I think I mentioned yesterday that I’m somewhat fascinated with communication. Lots of reasons for that. I’m a communicator. So is God. So are you. We all do it everyday. It can make relationships flourish… or not. So on, and so on. On top of all that, studying and understanding the way communication works is interesting in and of itself. At least, it is for me.
I’ve slowly been working through a book entitled, Is There a Meaning in This Text?, by Kevin Vanhoozer.
It is something of a standard work for biblical interpretation that seeks to maintain something close to a conservative approach toward the Bible. Anyway, I picked it up today after a fairly long break from it, and within a few minutes I read a passage that touches on some thoughts from yesterday.

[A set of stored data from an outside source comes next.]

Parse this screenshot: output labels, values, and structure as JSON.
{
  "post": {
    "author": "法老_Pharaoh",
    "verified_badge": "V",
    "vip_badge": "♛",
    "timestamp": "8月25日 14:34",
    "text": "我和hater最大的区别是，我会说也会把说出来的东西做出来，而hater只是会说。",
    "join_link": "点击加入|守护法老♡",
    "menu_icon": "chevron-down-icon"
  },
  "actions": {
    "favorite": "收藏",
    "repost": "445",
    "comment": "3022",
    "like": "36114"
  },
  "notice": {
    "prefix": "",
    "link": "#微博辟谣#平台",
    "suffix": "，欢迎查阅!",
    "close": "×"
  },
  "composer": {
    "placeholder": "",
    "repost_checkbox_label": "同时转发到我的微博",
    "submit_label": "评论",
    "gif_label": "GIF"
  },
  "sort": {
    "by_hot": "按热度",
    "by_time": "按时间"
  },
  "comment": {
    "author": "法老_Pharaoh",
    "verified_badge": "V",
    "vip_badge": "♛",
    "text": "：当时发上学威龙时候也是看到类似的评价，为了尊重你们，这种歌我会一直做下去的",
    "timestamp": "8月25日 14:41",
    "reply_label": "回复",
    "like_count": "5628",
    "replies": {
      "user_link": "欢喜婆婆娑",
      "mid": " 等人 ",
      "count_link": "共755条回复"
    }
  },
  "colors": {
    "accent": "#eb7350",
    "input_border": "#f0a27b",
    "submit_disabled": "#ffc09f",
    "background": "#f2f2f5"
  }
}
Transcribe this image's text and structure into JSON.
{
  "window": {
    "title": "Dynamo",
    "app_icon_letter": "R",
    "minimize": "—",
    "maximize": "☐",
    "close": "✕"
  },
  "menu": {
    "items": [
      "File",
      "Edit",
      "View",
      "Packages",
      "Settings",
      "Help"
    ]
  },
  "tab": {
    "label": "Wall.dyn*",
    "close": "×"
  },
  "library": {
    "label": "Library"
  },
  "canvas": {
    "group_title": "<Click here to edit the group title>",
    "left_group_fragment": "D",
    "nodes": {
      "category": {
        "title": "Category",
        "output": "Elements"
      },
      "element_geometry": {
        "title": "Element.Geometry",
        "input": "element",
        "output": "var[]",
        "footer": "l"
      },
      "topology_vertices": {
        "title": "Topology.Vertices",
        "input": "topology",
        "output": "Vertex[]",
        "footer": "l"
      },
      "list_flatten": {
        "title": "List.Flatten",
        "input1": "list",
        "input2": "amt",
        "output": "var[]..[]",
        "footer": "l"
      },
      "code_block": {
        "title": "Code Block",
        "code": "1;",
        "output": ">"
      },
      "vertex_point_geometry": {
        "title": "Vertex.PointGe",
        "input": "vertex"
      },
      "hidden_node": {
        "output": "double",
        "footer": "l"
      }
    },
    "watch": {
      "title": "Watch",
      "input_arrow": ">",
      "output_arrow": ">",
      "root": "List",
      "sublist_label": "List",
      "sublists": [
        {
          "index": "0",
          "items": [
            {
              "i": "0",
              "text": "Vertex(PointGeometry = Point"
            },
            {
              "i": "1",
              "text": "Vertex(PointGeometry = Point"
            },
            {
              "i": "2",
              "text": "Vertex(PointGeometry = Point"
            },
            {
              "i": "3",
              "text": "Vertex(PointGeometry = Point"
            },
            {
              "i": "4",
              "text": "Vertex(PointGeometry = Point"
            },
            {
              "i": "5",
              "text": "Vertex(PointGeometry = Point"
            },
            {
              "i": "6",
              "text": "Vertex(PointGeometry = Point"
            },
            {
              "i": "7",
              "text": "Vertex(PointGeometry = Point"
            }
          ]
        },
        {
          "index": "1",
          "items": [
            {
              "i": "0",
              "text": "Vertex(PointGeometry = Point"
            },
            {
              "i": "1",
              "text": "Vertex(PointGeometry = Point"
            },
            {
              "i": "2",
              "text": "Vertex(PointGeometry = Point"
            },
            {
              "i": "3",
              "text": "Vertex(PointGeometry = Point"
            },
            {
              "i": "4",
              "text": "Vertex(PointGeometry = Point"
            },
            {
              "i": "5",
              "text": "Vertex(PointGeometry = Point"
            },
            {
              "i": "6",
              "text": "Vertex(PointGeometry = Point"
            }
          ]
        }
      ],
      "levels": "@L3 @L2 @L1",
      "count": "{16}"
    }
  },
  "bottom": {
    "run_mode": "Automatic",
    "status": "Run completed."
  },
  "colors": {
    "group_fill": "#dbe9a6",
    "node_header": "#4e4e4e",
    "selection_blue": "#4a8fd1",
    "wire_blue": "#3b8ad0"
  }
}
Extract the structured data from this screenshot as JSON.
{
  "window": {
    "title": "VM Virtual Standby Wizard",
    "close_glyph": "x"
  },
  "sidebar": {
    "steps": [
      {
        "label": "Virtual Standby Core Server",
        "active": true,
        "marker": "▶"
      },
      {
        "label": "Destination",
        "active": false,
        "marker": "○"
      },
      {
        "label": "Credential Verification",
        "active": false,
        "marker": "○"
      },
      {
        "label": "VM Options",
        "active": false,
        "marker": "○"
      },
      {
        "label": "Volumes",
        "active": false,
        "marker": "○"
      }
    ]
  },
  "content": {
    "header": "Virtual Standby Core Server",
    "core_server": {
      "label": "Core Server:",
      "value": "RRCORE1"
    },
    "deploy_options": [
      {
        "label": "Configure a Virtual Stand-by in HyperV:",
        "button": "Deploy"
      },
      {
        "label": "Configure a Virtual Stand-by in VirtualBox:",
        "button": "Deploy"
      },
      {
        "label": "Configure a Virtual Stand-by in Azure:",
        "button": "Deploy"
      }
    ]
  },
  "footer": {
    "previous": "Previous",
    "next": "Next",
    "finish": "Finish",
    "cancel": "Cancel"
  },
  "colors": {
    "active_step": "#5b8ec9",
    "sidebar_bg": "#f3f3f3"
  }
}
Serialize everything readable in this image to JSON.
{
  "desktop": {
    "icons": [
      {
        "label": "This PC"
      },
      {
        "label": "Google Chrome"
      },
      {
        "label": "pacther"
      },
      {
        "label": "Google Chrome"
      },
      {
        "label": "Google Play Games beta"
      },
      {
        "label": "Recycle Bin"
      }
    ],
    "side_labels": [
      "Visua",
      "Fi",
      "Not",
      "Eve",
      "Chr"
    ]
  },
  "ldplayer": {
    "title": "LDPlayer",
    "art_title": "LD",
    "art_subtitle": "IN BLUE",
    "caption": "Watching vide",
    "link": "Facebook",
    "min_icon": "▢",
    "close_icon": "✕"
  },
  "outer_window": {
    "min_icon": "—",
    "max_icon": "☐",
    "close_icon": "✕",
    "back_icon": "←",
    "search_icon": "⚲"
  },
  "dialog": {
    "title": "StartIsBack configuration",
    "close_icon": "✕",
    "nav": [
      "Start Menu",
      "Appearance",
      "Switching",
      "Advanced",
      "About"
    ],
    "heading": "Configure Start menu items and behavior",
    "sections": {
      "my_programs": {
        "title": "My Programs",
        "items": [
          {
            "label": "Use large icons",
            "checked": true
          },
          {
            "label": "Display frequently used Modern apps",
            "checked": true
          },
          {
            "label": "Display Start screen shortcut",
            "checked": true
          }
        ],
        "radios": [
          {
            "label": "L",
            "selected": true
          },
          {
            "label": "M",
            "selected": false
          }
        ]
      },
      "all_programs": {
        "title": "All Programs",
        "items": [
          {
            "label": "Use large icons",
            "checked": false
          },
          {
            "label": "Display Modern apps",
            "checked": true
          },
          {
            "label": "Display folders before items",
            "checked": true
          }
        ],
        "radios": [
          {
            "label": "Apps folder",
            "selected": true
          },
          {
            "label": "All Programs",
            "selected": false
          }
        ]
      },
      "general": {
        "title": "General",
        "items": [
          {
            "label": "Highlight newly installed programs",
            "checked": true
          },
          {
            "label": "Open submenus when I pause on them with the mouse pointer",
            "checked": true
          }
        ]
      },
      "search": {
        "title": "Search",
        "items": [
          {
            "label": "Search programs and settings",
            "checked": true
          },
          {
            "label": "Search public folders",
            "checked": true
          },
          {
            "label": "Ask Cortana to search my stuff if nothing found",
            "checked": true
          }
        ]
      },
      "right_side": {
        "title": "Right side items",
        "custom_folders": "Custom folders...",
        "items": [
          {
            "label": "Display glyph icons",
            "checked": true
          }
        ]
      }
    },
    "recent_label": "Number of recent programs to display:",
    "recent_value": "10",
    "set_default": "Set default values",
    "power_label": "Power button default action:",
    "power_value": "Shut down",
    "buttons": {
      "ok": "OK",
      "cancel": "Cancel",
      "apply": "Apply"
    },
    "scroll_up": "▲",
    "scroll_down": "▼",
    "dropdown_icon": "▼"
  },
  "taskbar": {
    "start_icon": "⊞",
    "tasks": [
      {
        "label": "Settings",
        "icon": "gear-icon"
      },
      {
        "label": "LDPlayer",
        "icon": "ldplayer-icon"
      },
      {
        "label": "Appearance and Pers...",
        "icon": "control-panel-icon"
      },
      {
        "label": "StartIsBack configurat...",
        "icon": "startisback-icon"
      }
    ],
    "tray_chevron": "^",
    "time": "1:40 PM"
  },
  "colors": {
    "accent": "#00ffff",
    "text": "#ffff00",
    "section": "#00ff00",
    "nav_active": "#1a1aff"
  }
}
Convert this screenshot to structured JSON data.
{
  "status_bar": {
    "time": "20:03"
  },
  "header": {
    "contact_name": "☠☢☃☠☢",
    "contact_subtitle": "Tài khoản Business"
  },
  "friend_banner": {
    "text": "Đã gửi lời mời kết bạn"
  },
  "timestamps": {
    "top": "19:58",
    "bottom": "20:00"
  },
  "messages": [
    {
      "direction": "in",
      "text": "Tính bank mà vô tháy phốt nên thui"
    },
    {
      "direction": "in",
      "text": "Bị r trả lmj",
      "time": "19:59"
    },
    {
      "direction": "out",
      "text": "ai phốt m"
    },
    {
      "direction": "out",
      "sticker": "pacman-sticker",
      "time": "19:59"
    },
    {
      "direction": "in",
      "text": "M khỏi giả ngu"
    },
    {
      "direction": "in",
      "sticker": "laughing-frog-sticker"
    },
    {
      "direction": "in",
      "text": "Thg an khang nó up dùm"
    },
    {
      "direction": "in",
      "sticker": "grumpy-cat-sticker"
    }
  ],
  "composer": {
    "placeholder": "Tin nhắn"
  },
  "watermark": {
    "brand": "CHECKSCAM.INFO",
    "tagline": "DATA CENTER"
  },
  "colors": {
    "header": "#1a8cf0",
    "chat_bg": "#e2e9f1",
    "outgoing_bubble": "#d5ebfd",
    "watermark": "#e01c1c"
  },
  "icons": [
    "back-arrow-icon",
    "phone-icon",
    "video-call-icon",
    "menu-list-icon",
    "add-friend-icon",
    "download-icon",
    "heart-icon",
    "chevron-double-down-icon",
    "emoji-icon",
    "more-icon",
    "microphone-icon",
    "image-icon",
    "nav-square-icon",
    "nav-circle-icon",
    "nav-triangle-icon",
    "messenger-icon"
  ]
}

What Derrida undoes is the possibility that the author’s intention can serve as the ground and goal of interpretation. Are meanings voice-controlled? As we have seen, Derrida exposes an “ugly ditch” between conscious speech and “writing.” Derrida contends that writing – the artificial and arbitrary system of differences and distinctions in terms of which an individual thinks and speaks – frustrates the conscious aims of the author. The author as sovereign subject has been undone, exposed as a metaphysical, rhetorical, and ideological construct. The author, like the signs he uses, is only a cipher that stands at a swirling crosscurrent of various competing forces and discourses that constitute him or her. Indeed, Harold Bloom portrays the author not as a master in command of his discourse, but as one who struggles to make one’s voice heard over and distinct from those of previous texts. The case against the author seems so strong that we must ask whether an author can ever say what he or she means.
Now, that’s a happy thought. Makes you want to click on over to Amazon right now, right? Probably not. That Derrida’s got a lot of nerve calling me a “metaphysical construct.”
His mama’s a construct.
I’ll show him an ugly ditch.
In case you are wondering, this is theological discourse at its highest level.